A sound rips through the room and cuts like a knife through me, drawing my attention back to Mason. With each frame, I watch his face morph into a mask of raw agony.
But that’s not the only expression on Mason’s face. My heart stops as I read the other emotion: murderous, incendiary rage.
The boy’s face fills the screen and Mason presses the button to hold it.
I’m not sure how long we all stay frozen. My brain tries to grapple with the myriad reasons for the naked anguish blanketing him and the tears filling his eyes. None of them are good, and I’ve known enough anguish of my own to accept that, in this case, Occam’s razor will prevail. I’m staring into the heart of a worst-case scenario, and I die inside as I stand there, knowing I can’t offer the man who saved me from an icy death anything worth a damn.

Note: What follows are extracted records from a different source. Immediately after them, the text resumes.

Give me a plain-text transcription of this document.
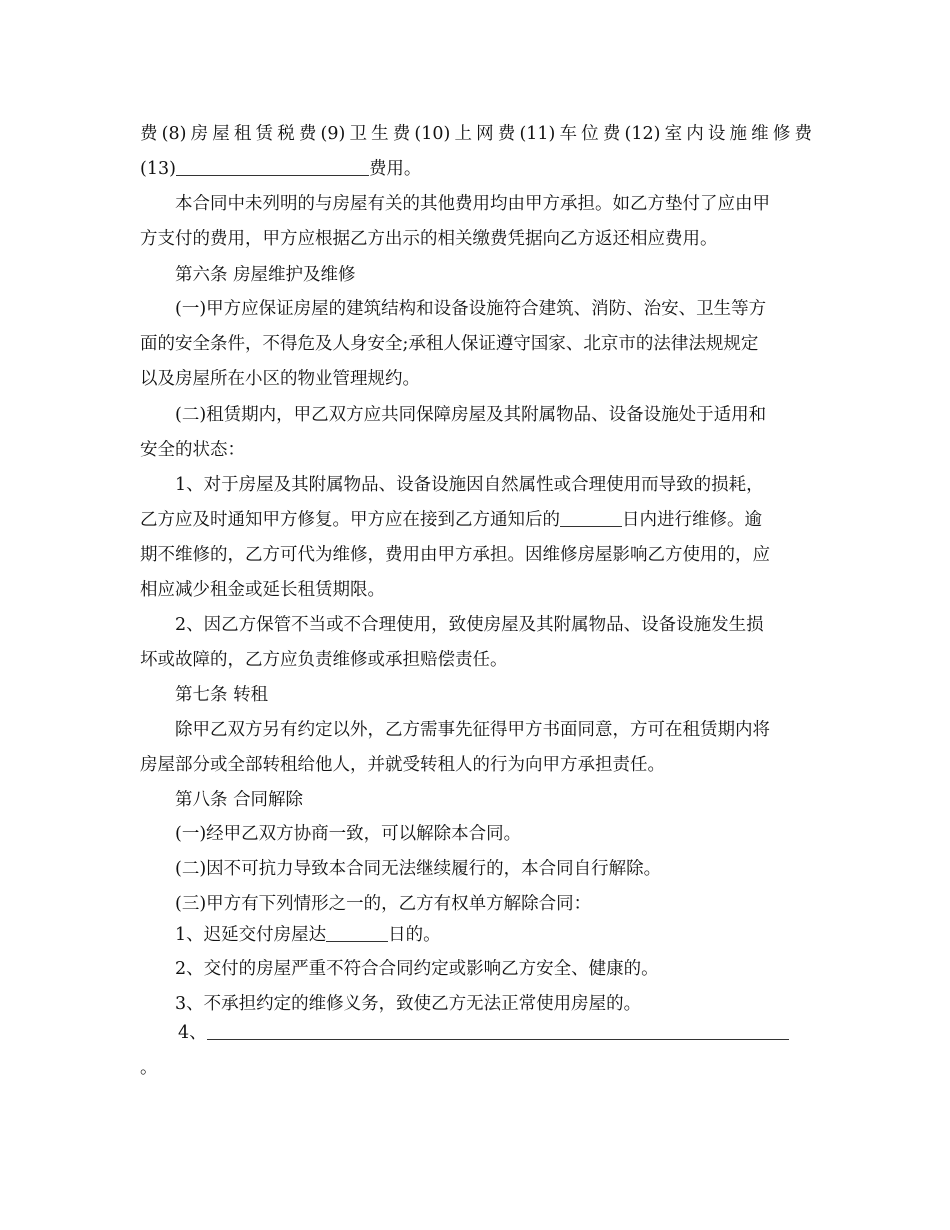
费(8)房屋租赁税费(9)卫生费(10)上网费(11)车位费(12)室内设施维修费
(13)	费用。
本合同中未列明的与房屋有关的其他费用均由甲方承担。如乙方垫付了应由甲
方支付的费用，甲方应根据乙方出示的相关缴费凭据向乙方返还相应费用。
第六条 房屋维护及维修
(一)甲方应保证房屋的建筑结构和设备设施符合建筑、消防、治安、卫生等方
面的安全条件，不得危及人身安全;承租人保证遵守国家、北京市的法律法规规定
以及房屋所在小区的物业管理规约。
(二)租赁期内，甲乙双方应共同保障房屋及其附属物品、设备设施处于适用和
安全的状态：
1、对于房屋及其附属物品、设备设施因自然属性或合理使用而导致的损耗，
乙方应及时通知甲方修复。甲方应在接到乙方通知后的	日内进行维修。逾
期不维修的，乙方可代为维修，费用由甲方承担。因维修房屋影响乙方使用的，应
相应减少租金或延长租赁期限。
2、因乙方保管不当或不合理使用，致使房屋及其附属物品、设备设施发生损
坏或故障的，乙方应负责维修或承担赔偿责任。
第七条 转租
除甲乙双方另有约定以外，乙方需事先征得甲方书面同意，方可在租赁期内将
房屋部分或全部转租给他人，并就受转租人的行为向甲方承担责任。
第八条 合同解除
(一)经甲乙双方协商一致，可以解除本合同。
(二)因不可抗力导致本合同无法继续履行的，本合同自行解除。
(三)甲方有下列情形之一的，乙方有权单方解除合同：
1、迟延交付房屋达	日的。
2、交付的房屋严重不符合合同约定或影响乙方安全、健康的。
3、不承担约定的维修义务，致使乙方无法正常使用房屋的。
4、
。
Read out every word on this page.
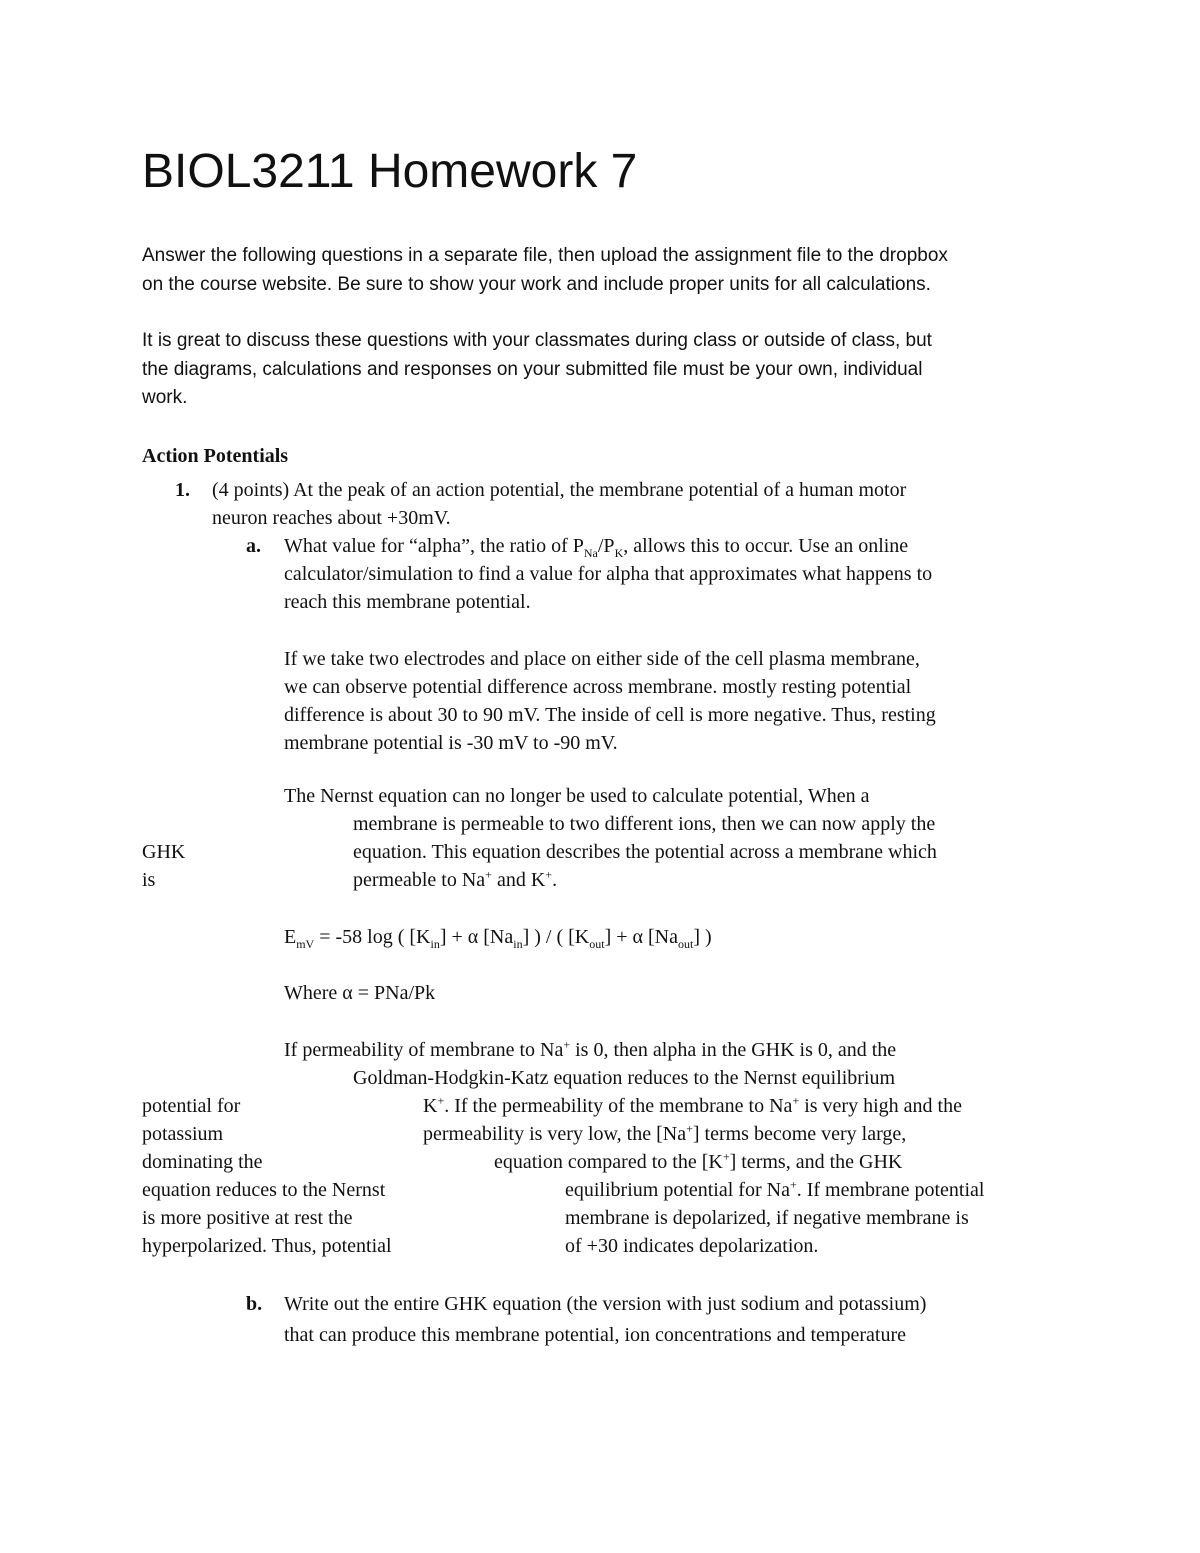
BIOL3211 Homework 7

Answer the following questions in a separate file, then upload the assignment file to the dropbox

on the course website. Be sure to show your work and include proper units for all calculations.

It is great to discuss these questions with your classmates during class or outside of class, but

the diagrams, calculations and responses on your submitted file must be your own, individual

work.

Action Potentials

1. (4 points) At the peak of an action potential, the membrane potential of a human motor

neuron reaches about +30mV.

a. What value for “alpha”, the ratio of $P_{Na}/P_K$, allows this to occur. Use an online

calculator/simulation to find a value for alpha that approximates what happens to

reach this membrane potential.

If we take two electrodes and place on either side of the cell plasma membrane,

we can observe potential difference across membrane. mostly resting potential

difference is about 30 to 90 mV. The inside of cell is more negative. Thus, resting

membrane potential is -30 mV to -90 mV.

The Nernst equation can no longer be used to calculate potential, When a

membrane is permeable to two different ions, then we can now apply the

GHK	equation. This equation describes the potential across a membrane which

is	permeable to Na+ and K+.

$E_{mV} = -58$ log ( $[K_{in}] + \alpha$ $[Na_{in}]$ ) / ( $[K_{out}] + \alpha$ $[Na_{out}]$ )

Where α = PNa/Pk

If permeability of membrane to Na+ is 0, then alpha in the GHK is 0, and the

Goldman-Hodgkin-Katz equation reduces to the Nernst equilibrium

potential for	K+. If the permeability of the membrane to Na+ is very high and the

potassium	permeability is very low, the [Na+] terms become very large,

dominating the	equation compared to the [K+] terms, and the GHK

equation reduces to the Nernst	equilibrium potential for Na+. If membrane potential

is more positive at rest the	membrane is depolarized, if negative membrane is

hyperpolarized. Thus, potential	of +30 indicates depolarization.

b. Write out the entire GHK equation (the version with just sodium and potassium)

that can produce this membrane potential, ion concentrations and temperature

When I finally force my legs to work, I retreat silently and make my way back to the bedroom. I lie awake, torn between sneaking downstairs to hunt down my clothes so I can make a quick, cowardly getaway, and waiting for Mason to return. I’m not sure what I’ll do when the latter happens, but it seems like the better thing to do. Creeping away in the middle of the night because I don’t want to confront potentially heart-shredding revelations reeks of self-preservation, and I’m well within my right to do so, especially in light of actively fleeing my own secrets.
But leaving feels wrong.
I stare at the exquisite crown moldings that decorate the ceiling, my hands gripping the sheets hard enough to cause my palms and knuckles to scream out in pain. I don’t let go because I don’t want the pain to go away. I don’t want to swap this superficial pain for the one that lies beneath the surface of my mind, seeping poison.
But it’s already rising.
It’s too late.
I seehisface. The cutest nose. His tiny, perfect hands. Eyes of indeterminate color framed by the most perfectly tipped lashes. I remember the absurd thought I had looking into his eyes. How glad I was that they were nothing like mine. Because then he wouldn’t see into me, wouldn’t know the dark, horrific thoughts lurking in my heart, eating away at the fierce love I felt for him the brief time I held him in my arms.
He screamed as the thought grew. Loud enough to attract concerned nurses to find out if he was okay. I wanted to join in the screaming, shout that of course he wasn’t okay. How could he ever be?